Manuel pensou no seu ofício de cortar madeira, comparou os dois materiais. A diferença teria algum efeito na resistência das pesoas que lidam com um e outro? Bobagem. Pau é pau, ferro é ferro; e gente é gente. Um homem vai ser ferreiro, ou carpinteiro ou sapateiro é por acaso, como aconteceu com ele Manuel. O pai era carpinteiro, ele teve também de aprender o ofício, para ajudar; não podia ficar o tempo todo zanzando sem ocupação. Vai ver que com Apolinário aconteceu do mesmo jeito. Mas será que não entra a força da vocação? Muitos rapazes quiseram aprender carpintagem com ele, mexeram, viraram, largaram, não aprendiam nem pegar as ferramentas. 

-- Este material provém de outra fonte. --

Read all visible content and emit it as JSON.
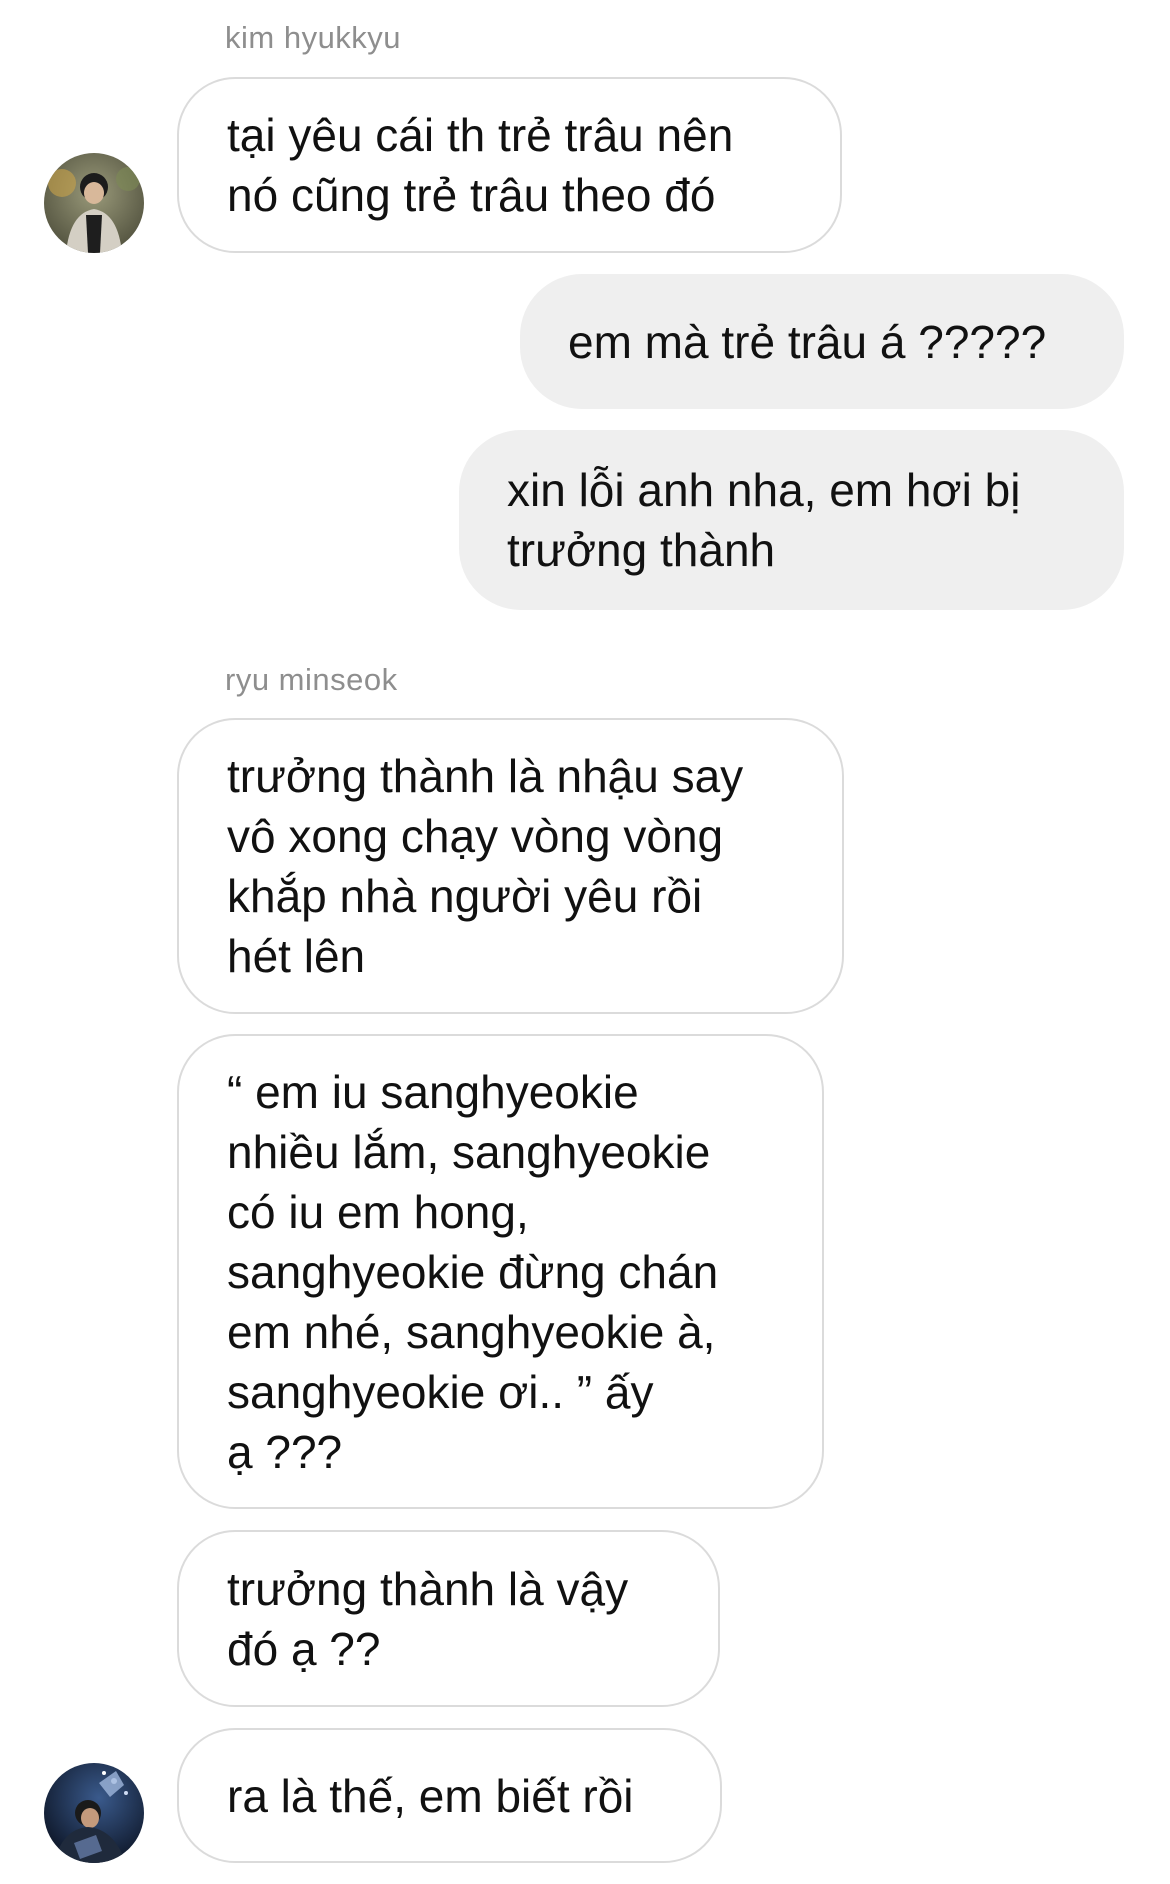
{
  "thread": {
    "messages": [
      {
        "sender": "kim hyukkyu",
        "text": "tại yêu cái th trẻ trâu nên\nnó cũng trẻ trâu theo đó"
      },
      {
        "sender": "me",
        "text": "em mà trẻ trâu á ?????"
      },
      {
        "sender": "me",
        "text": "xin lỗi anh nha, em hơi bị\ntrưởng thành"
      },
      {
        "sender": "ryu minseok",
        "text": "trưởng thành là nhậu say\nvô xong chạy vòng vòng\nkhắp nhà người yêu rồi\nhét lên"
      },
      {
        "sender": "ryu minseok",
        "text": "“ em iu sanghyeokie\nnhiều lắm, sanghyeokie\ncó iu em hong,\nsanghyeokie đừng chán\nem nhé, sanghyeokie à,\nsanghyeokie ơi.. ” ấy\nạ ???"
      },
      {
        "sender": "ryu minseok",
        "text": "trưởng thành là vậy\nđó ạ ??"
      },
      {
        "sender": "ryu minseok",
        "text": "ra là thế, em biết rồi"
      }
    ]
  },
  "senders": {
    "first": "kim hyukkyu",
    "second": "ryu minseok"
  },
  "avatars": {
    "first_icon": "profile-photo-icon",
    "second_icon": "profile-photo-icon"
  },
  "colors": {
    "incoming_bg": "#ffffff",
    "incoming_border": "#dbdbdb",
    "outgoing_bg": "#efefef",
    "sender_name": "#8e8e8e",
    "text": "#111111"
  }
}
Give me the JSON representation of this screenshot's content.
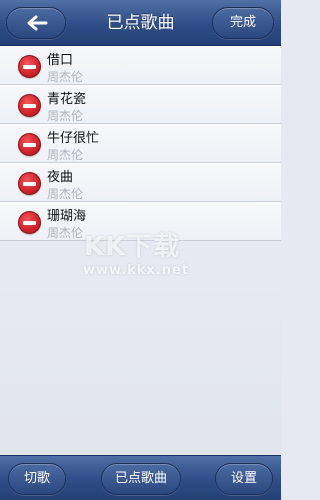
{
  "header": {
    "title": "已点歌曲",
    "done_label": "完成"
  },
  "songs": [
    {
      "title": "借口",
      "artist": "周杰伦"
    },
    {
      "title": "青花瓷",
      "artist": "周杰伦"
    },
    {
      "title": "牛仔很忙",
      "artist": "周杰伦"
    },
    {
      "title": "夜曲",
      "artist": "周杰伦"
    },
    {
      "title": "珊瑚海",
      "artist": "周杰伦"
    }
  ],
  "watermark": {
    "logo": "KK下载",
    "url": "www.kkx.net"
  },
  "footer": {
    "cut_label": "切歌",
    "played_label": "已点歌曲",
    "settings_label": "设置"
  },
  "icons": {
    "back": "arrow-left-icon",
    "delete": "minus-circle-icon"
  }
}
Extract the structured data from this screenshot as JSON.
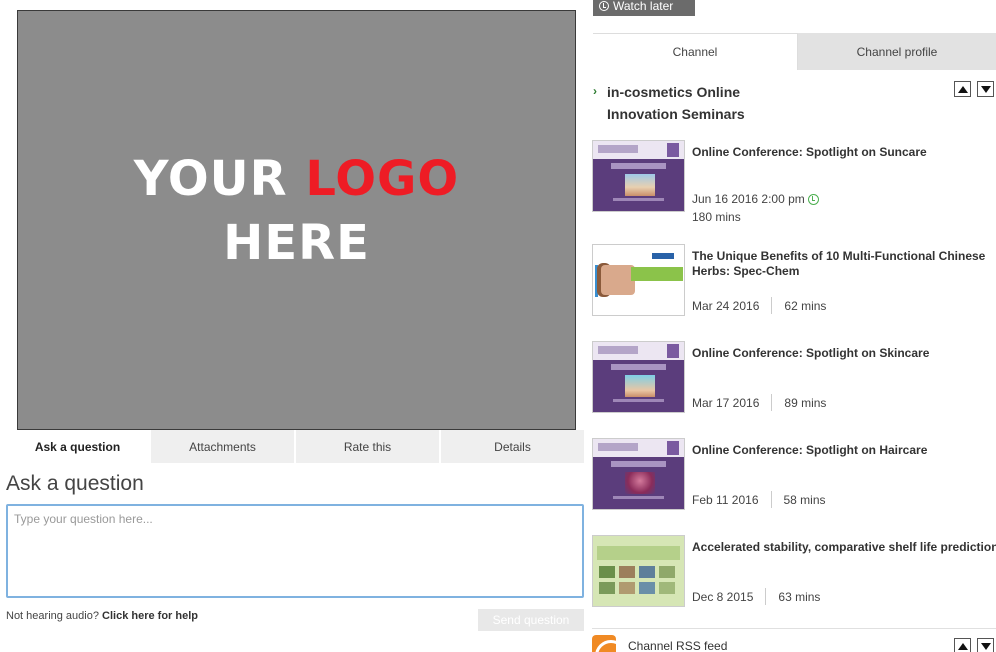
{
  "player": {
    "logo_line1_white": "YOUR",
    "logo_line1_red": "LOGO",
    "logo_line2": "HERE",
    "logo_red_color": "#ee1c25"
  },
  "question_tabs": [
    {
      "label": "Ask a question",
      "active": true
    },
    {
      "label": "Attachments",
      "active": false
    },
    {
      "label": "Rate this",
      "active": false
    },
    {
      "label": "Details",
      "active": false
    }
  ],
  "ask": {
    "title": "Ask a question",
    "placeholder": "Type your question here...",
    "audio_help_prefix": "Not hearing audio?",
    "audio_help_link": "Click here for help",
    "send_label": "Send question"
  },
  "watch_later": {
    "label": "Watch later",
    "icon": "clock-icon"
  },
  "channel_tabs": [
    {
      "label": "Channel",
      "active": true
    },
    {
      "label": "Channel profile",
      "active": false
    }
  ],
  "channel": {
    "name": "in-cosmetics Online Innovation Seminars",
    "accent": "#2e7d32"
  },
  "items": [
    {
      "title": "Online Conference: Spotlight on Suncare",
      "date": "Jun 16 2016 2:00 pm",
      "duration": "180 mins",
      "upcoming": true,
      "thumb": "purple"
    },
    {
      "title": "The Unique Benefits of 10 Multi-Functional Chinese Herbs: Spec-Chem",
      "date": "Mar 24 2016",
      "duration": "62 mins",
      "upcoming": false,
      "thumb": "white"
    },
    {
      "title": "Online Conference: Spotlight on Skincare",
      "date": "Mar 17 2016",
      "duration": "89 mins",
      "upcoming": false,
      "thumb": "purple"
    },
    {
      "title": "Online Conference: Spotlight on Haircare",
      "date": "Feb 11 2016",
      "duration": "58 mins",
      "upcoming": false,
      "thumb": "purple"
    },
    {
      "title": "Accelerated stability, comparative shelf life prediction for cosmetic products",
      "date": "Dec 8 2015",
      "duration": "63 mins",
      "upcoming": false,
      "thumb": "green"
    }
  ],
  "rss": {
    "label": "Channel RSS feed",
    "icon": "rss-icon"
  }
}
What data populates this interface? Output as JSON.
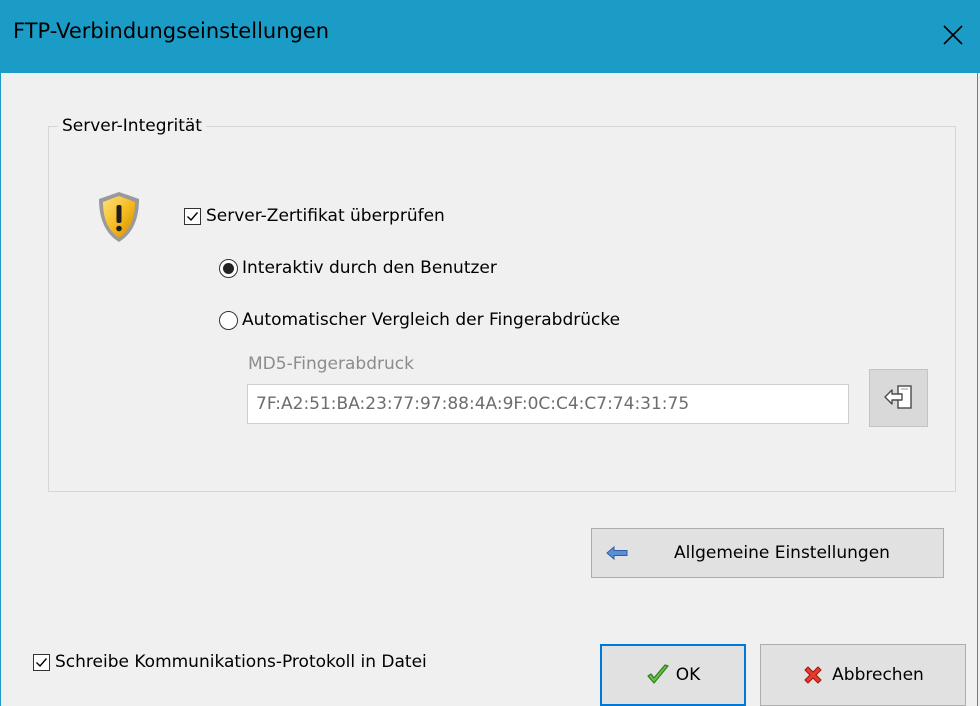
{
  "window": {
    "title": "FTP-Verbindungseinstellungen",
    "accent_color": "#1a9cc7",
    "close_icon": "close-icon"
  },
  "server_integrity": {
    "group_title": "Server-Integrität",
    "warning_icon": "shield-warning-icon",
    "verify_certificate": {
      "label": "Server-Zertifikat überprüfen",
      "checked": true
    },
    "options": [
      {
        "label": "Interaktiv durch den Benutzer",
        "selected": true
      },
      {
        "label": "Automatischer Vergleich der Fingerabdrücke",
        "selected": false
      }
    ],
    "md5": {
      "label": "MD5-Fingerabdruck",
      "value": "7F:A2:51:BA:23:77:97:88:4A:9F:0C:C4:C7:74:31:75",
      "disabled": true
    },
    "paste_icon": "paste-arrow-icon"
  },
  "buttons": {
    "general_settings": "Allgemeine Einstellungen",
    "ok": "OK",
    "cancel": "Abbrechen"
  },
  "log_to_file": {
    "label": "Schreibe Kommunikations-Protokoll in Datei",
    "checked": true
  }
}
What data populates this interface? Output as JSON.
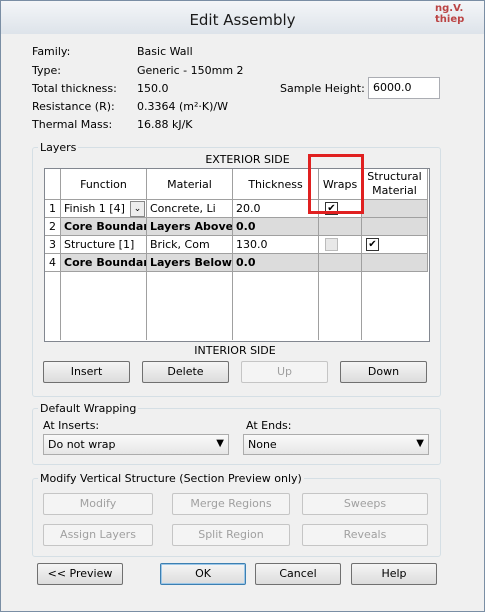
{
  "window": {
    "title": "Edit Assembly",
    "watermark_line1": "ng.V.",
    "watermark_line2": "thiep"
  },
  "props": {
    "family_label": "Family:",
    "family_value": "Basic Wall",
    "type_label": "Type:",
    "type_value": "Generic - 150mm 2",
    "thickness_label": "Total thickness:",
    "thickness_value": "150.0",
    "resistance_label": "Resistance (R):",
    "resistance_value": "0.3364 (m²·K)/W",
    "mass_label": "Thermal Mass:",
    "mass_value": "16.88 kJ/K",
    "sample_height_label": "Sample Height:",
    "sample_height_value": "6000.0"
  },
  "layers": {
    "group_label": "Layers",
    "exterior": "EXTERIOR SIDE",
    "interior": "INTERIOR SIDE",
    "headers": [
      "Function",
      "Material",
      "Thickness",
      "Wraps",
      "Structural Material"
    ],
    "rows": [
      {
        "num": "1",
        "function": "Finish 1 [4]",
        "material": "Concrete, Li",
        "thickness": "20.0",
        "wraps": true,
        "structural": null,
        "core": false
      },
      {
        "num": "2",
        "function": "Core Boundar",
        "material": "Layers Above",
        "thickness": "0.0",
        "wraps": null,
        "structural": null,
        "core": true
      },
      {
        "num": "3",
        "function": "Structure [1]",
        "material": "Brick, Com",
        "thickness": "130.0",
        "wraps": false,
        "structural": true,
        "core": false
      },
      {
        "num": "4",
        "function": "Core Boundar",
        "material": "Layers Below",
        "thickness": "0.0",
        "wraps": null,
        "structural": null,
        "core": true
      }
    ],
    "buttons": {
      "insert": "Insert",
      "delete": "Delete",
      "up": "Up",
      "down": "Down"
    },
    "checkmark": "✔"
  },
  "wrapping": {
    "group_label": "Default Wrapping",
    "inserts_label": "At Inserts:",
    "inserts_value": "Do not wrap",
    "ends_label": "At Ends:",
    "ends_value": "None"
  },
  "modify": {
    "group_label": "Modify Vertical Structure (Section Preview only)",
    "modify": "Modify",
    "merge": "Merge Regions",
    "sweeps": "Sweeps",
    "assign": "Assign Layers",
    "split": "Split Region",
    "reveals": "Reveals"
  },
  "footer": {
    "preview": "<< Preview",
    "ok": "OK",
    "cancel": "Cancel",
    "help": "Help"
  }
}
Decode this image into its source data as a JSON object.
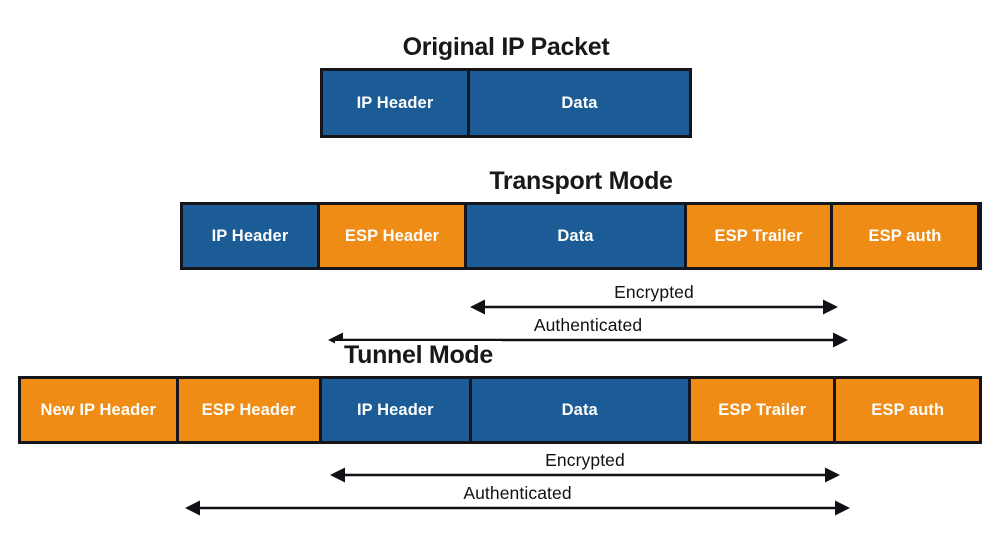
{
  "diagram": {
    "title_semantic": "ipsec-esp-transport-vs-tunnel-mode",
    "colors": {
      "blue": "#1B5B96",
      "orange": "#EE8C15",
      "outline": "#14161c",
      "text_on_fill": "#FDFDFB",
      "text_dark": "#18181A",
      "background": "#FFFFFF"
    }
  },
  "sections": {
    "original": {
      "title": "Original IP Packet",
      "fields": [
        {
          "label": "IP Header",
          "color": "blue"
        },
        {
          "label": "Data",
          "color": "blue"
        }
      ]
    },
    "transport": {
      "title": "Transport Mode",
      "fields": [
        {
          "label": "IP Header",
          "color": "blue"
        },
        {
          "label": "ESP Header",
          "color": "orange"
        },
        {
          "label": "Data",
          "color": "blue"
        },
        {
          "label": "ESP Trailer",
          "color": "orange"
        },
        {
          "label": "ESP auth",
          "color": "orange"
        }
      ],
      "annotations": [
        {
          "label": "Encrypted"
        },
        {
          "label": "Authenticated"
        }
      ]
    },
    "tunnel": {
      "title": "Tunnel Mode",
      "fields": [
        {
          "label": "New IP Header",
          "color": "orange"
        },
        {
          "label": "ESP Header",
          "color": "orange"
        },
        {
          "label": "IP Header",
          "color": "blue"
        },
        {
          "label": "Data",
          "color": "blue"
        },
        {
          "label": "ESP Trailer",
          "color": "orange"
        },
        {
          "label": "ESP auth",
          "color": "orange"
        }
      ],
      "annotations": [
        {
          "label": "Encrypted"
        },
        {
          "label": "Authenticated"
        }
      ]
    }
  }
}
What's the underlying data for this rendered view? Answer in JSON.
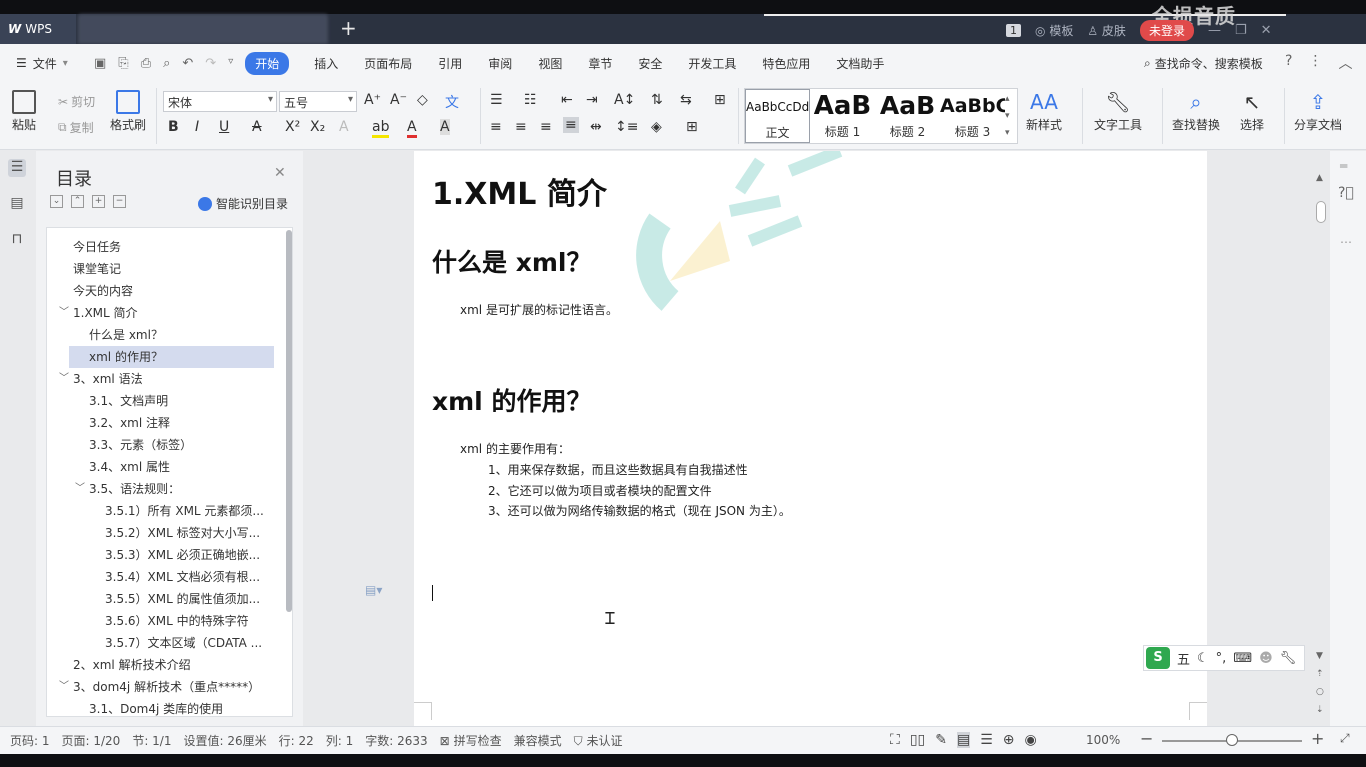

E será também que o costume de lidar sempre com o mesmo material entra ano sai ano não vai influindo na alma da pessoa, contagiando moleza ou dureza? Reparando bem, parece que cada um vai apanhando cara do ofício que desempenha. 
Pensando nisso, ele olhou para Apolinário. A cara cheia, quadrada, de carne dura, parece que posta em pedacinhos, acalcados à força; a testa larga, com um caroço de cada lado, como inchaços encravados; o nariz grande bem enterrado na cara, os olhos pequenos para não gastar muito espaço; o queixo largo, de ponta entortada para frente; o pescoço quase da grossura da cabeça. Essa cara de Aplinário não poderia nunca ser cara de latoeiro, por exemplo. Latoeiro era João José, miudinho, ratinho, ombros estreitos de menino, mãos miúdas, não precisavam ser grandes para cortar folha, coisa tão mole. João José, enroladinho, lustroso, resmungão, de vez em quando se rebolando e arranhando os que lidam com ele. 
E ele, Manuel? Mole como madeira no ferro? Às vezes querendo fingir dureza, inventando nós que a ferramenta não respeita, passa por cima e iguala? As mãos do carpinteiro, o corpo, a alma do carpinteiro não podem ser mais brutos do que a madeira. Em madeira não se trabalha batendo com força, com raiva; só lenheiro faz isso, mas lenheiro é quase igual ao machado que ele levanta e abaixa sem dó, sem consideração; basta olhar a cara de um lenheiro para se ver que ele não tem delicadeza nem tato: não precisa. 
Ferreiro também trabalha batendo, pondo força. Mas tem  uma diferença: ele tem uma medida a encher, um ponto a chegar,  uma idéia a seguir; não bate para cortar nem rachar, bate para achatar, arredondar, conformar. Ferreiro trabalha fazendo, não desmanchando; e se desmancha é para fazer  de outro jeito. Na brutalidade do ferreiro tem uma delicadeza escondida.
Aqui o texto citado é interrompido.